On remand from the Supreme Court, the Ninth Circuit again affirmed the preliminary injunction precluding LinkedIn from blocking access to public profiles on the professional networking platform (hiQ Labs, Inc. v. LinkedIn Corporation). This latest decision essentially makes clear that the Ninth Circuit will not apply the Computer Fraud and Abuse Act’s “without authorization” provision to publicly accessible websites.

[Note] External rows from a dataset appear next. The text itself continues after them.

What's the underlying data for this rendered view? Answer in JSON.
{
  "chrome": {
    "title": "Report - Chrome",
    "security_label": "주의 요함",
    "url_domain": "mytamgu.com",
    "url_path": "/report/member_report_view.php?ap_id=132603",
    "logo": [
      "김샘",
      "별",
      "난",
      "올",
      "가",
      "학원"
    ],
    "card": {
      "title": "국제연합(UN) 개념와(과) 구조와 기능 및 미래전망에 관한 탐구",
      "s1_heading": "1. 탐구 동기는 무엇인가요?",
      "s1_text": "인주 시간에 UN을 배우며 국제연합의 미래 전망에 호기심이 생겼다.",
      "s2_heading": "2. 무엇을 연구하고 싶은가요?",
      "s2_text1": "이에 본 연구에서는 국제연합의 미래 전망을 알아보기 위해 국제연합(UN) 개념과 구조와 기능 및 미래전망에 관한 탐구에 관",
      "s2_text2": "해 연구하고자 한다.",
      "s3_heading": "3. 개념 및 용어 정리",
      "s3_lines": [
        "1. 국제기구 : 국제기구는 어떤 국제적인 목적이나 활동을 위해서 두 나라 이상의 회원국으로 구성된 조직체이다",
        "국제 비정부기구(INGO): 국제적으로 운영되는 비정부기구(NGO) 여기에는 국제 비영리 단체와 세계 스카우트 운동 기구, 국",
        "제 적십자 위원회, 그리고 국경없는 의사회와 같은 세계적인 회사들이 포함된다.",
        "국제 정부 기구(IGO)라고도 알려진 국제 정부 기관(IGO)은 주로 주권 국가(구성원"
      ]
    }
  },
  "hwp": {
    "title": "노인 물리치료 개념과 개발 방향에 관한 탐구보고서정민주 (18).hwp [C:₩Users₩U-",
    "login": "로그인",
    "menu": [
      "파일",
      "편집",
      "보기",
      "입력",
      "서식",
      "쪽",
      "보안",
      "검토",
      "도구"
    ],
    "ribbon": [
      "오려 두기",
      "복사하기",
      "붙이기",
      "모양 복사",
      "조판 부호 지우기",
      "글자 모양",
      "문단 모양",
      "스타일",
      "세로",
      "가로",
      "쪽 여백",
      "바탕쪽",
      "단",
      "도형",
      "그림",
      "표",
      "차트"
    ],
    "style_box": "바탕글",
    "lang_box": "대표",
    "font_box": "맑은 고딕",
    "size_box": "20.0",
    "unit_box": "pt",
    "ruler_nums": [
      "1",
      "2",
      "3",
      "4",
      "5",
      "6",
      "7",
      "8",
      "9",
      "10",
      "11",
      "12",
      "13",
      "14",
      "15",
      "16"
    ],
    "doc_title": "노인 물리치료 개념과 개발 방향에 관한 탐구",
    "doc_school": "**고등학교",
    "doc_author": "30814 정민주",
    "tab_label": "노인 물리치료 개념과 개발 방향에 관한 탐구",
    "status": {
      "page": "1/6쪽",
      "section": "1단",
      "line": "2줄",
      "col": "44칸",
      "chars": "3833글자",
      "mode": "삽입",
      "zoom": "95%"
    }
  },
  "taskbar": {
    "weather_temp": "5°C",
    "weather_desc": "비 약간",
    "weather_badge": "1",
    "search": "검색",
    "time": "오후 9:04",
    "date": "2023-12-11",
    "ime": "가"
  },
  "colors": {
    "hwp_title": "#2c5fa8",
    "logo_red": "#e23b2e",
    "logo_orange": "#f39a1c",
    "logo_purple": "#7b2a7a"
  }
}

hiQ is a data analytics company that scrapes information from public profiles of LinkedIn users to develop and sell analytics to business clients. After receiving a letter from LinkedIn demanding that it cease and desist from scraping the website, hiQ sued LinkedIn and moved for a preliminary injunction. The district court granted the injunction, ordering LinkedIn to stop blocking hiQ’s access to public portions of the site, and the Ninth Circuit affirmed. LinkedIn then sought review from the Supreme Court which, somewhat surprisingly, it granted but just to vacate the Ninth Circuit’s judgment and remand the case for further consideration in light of the Court’s 2021 decision in Van Buren v. United States, the first Supreme Court case to address the applicability of the CFAA. For more details on those decisions see SCOTUS Rules CFAA Does Not Contain Purpose-Based Restrictions.
On remand, the Ninth Circuit reiterated its prior conclusion that the CFAA’s prohibition on accessing a computer “without authorization” does not extend to continued access to a public website even after receipt of a cease-and-desist letter without more. Examining the statute’s plain language and legislative history, the court all but held access “without authorization” necessitates a baseline of restricted access. That is, the CFAA does not apply unless the computer owner has made access contingent on some permission or authentication requirement, like a password login. Given that the law originated as an anti-hacking statute, to apply the CFAA, the Ninth Circuit requires that culpable conduct to be akin to breaking and entering in circumstances where the offender gained access to private information.
Van Buren reinforces this conclusion, the Ninth Circuit observed, by comparing the “without authorization” inquiry to asking whether a gate is up or down, thereby presupposing that there first be the equivalent of a gate that restricts access in CFAA offenses. Without any “gates” or technical limitations barring access, public websites like LinkedIn’s public profiles are outside the CFAA’s scope. Finally, the Ninth Circuit expressed an inclination to interpret the CFAA narrowly and emphasized that the statute does not in its view extend to misappropriation in general, such as through alleged violations of computer use policies or contracts.
The court left open other claims that LinkedIn could bring against hiQ, such as trespass to chattels, copyright infringement, misappropriation, unjust enrichment, conversion, breach of contract, and breach of privacy as alternative theories of liability. But as for the CFAA, courts in the Ninth Circuit are not going to bat for companies who don’t want to be scraped, but aren’t willing to limit their access to a subset of the general public.